Sivas: A Remorseless Male World
The male world of rural Turkey is laid bare by Kaan Müjdeci in this remorseless, unrelenting debut film. The camera, often hand-held, bursts into the life of Aslan, an 11-year-old boy who feels dissed among his peers at school and explodes at them with obscenities and fisticuffs. An intense performance by Doğan İzci as Aslan drives the film throughout. Aslan is embittered, demonstrative, but always with a buttoned-up interior life: He confides in no one.
The adults in Aslan’s life trigger his resentment as well, and he responds to them the same way as the boys in school. He feels the lack of control in his life and wants to grow up fast. Aslan accompanies the men to a dogfighting match, where he feels sorry for the dog who lost the fight and is left to die by his owner. Aslan wants to adopt the dog, whose name is Sivas, “lion” in Turkish, staying by him all night in the field to keep him warm.
Reluctantly, the grownups let Aslan bring the dog home, where he cares for it.
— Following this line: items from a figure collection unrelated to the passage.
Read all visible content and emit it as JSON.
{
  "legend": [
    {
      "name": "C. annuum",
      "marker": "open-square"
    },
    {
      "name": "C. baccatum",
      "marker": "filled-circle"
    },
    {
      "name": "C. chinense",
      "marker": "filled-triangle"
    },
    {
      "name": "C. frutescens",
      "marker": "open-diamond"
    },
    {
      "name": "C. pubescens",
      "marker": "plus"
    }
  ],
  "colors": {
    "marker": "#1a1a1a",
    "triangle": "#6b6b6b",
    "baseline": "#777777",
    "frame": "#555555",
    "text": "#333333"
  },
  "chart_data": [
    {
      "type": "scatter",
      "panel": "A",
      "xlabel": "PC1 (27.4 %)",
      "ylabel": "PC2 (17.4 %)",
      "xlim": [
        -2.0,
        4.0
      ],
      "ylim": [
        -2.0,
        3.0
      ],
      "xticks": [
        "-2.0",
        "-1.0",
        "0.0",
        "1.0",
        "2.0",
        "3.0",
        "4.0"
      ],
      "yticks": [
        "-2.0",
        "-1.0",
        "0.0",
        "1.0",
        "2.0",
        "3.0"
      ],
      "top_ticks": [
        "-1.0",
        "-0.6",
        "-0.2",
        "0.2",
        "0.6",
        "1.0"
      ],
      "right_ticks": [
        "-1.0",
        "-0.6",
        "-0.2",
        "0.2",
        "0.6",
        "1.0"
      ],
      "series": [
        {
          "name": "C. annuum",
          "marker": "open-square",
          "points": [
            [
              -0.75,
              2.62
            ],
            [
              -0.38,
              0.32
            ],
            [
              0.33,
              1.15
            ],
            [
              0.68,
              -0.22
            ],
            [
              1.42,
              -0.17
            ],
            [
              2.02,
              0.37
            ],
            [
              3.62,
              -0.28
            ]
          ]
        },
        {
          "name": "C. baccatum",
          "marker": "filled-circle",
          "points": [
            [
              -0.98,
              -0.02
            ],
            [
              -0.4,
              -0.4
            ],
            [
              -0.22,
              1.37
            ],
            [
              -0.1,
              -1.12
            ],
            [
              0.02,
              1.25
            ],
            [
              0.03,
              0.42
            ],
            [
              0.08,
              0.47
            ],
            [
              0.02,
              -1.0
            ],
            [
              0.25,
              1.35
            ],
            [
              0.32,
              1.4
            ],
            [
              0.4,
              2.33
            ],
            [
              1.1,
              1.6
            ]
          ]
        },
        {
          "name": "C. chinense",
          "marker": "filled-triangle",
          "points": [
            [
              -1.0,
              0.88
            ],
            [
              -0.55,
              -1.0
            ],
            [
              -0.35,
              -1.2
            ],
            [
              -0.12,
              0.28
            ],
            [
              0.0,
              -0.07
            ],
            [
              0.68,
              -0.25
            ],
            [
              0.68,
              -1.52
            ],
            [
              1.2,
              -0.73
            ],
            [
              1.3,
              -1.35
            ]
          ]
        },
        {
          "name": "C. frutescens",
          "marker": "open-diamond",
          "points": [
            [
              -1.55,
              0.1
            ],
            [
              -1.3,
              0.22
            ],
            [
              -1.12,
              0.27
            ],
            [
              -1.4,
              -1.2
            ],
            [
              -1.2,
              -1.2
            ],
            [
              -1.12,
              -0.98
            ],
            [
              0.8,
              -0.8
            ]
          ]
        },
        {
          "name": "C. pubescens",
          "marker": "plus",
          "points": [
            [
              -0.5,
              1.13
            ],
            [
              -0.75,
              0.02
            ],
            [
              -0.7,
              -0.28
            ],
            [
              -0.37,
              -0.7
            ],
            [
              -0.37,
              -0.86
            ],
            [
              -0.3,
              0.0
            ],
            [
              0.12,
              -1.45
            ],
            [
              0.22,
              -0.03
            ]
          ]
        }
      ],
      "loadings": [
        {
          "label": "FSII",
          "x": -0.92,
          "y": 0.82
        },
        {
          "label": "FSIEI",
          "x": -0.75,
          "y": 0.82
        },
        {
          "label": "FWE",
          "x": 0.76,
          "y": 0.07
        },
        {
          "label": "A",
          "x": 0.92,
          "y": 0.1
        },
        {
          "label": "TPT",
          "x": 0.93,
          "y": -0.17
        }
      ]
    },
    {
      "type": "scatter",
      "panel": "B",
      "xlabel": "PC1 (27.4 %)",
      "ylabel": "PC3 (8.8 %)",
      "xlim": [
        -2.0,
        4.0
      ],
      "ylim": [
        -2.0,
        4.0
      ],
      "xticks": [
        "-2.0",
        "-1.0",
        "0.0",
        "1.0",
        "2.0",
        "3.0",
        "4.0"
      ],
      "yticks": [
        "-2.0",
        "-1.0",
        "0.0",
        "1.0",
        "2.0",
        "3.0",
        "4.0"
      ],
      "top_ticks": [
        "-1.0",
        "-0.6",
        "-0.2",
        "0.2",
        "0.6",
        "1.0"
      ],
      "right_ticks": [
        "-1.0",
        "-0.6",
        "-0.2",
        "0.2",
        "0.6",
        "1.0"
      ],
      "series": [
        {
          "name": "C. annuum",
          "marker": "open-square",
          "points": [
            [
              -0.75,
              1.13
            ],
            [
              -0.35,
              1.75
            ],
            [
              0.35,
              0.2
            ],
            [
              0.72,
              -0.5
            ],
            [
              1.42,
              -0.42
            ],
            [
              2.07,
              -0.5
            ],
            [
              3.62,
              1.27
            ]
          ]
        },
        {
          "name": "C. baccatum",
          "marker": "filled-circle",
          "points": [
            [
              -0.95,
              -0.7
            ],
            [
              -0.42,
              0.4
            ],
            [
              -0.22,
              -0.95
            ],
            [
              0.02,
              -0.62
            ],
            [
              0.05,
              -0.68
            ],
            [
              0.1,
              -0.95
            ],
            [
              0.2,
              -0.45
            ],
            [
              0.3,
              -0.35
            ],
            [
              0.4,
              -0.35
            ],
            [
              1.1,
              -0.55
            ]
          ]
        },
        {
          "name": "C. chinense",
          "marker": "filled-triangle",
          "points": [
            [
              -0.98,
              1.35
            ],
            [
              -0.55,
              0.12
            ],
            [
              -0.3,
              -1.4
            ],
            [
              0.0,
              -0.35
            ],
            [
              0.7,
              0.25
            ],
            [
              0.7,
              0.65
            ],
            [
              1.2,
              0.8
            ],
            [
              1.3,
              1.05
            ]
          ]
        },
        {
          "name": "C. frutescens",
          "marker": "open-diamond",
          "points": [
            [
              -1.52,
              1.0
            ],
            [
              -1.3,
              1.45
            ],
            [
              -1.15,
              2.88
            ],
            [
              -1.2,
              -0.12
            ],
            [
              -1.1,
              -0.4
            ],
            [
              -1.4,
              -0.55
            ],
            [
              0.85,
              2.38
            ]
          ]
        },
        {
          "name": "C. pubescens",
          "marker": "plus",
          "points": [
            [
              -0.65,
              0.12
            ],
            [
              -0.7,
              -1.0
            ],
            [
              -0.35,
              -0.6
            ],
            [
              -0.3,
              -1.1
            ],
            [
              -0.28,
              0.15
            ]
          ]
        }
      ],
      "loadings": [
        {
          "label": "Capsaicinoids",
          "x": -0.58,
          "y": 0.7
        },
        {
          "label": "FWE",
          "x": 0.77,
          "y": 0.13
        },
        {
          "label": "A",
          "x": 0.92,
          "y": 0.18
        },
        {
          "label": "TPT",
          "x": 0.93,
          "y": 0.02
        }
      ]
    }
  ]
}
When Sivas recovers enough, the adults start entering him in fights, and he turns out to be unbeatable. Aslan, who has up to now tried to be the most rabid member of his family, screaming for victory alongside the adults, begins to change his demeanor as he sees his beloved companion bloodied and bruised time after time, even though the dog always comes out on top.
At last, Sivas is fighting for a championship, and Aslan has come full circle. He wants to pull Sivas back, but without letting down his macho façade. Sivas has helped him to begin the real process of becoming an adult, on his own terms and at his own pace.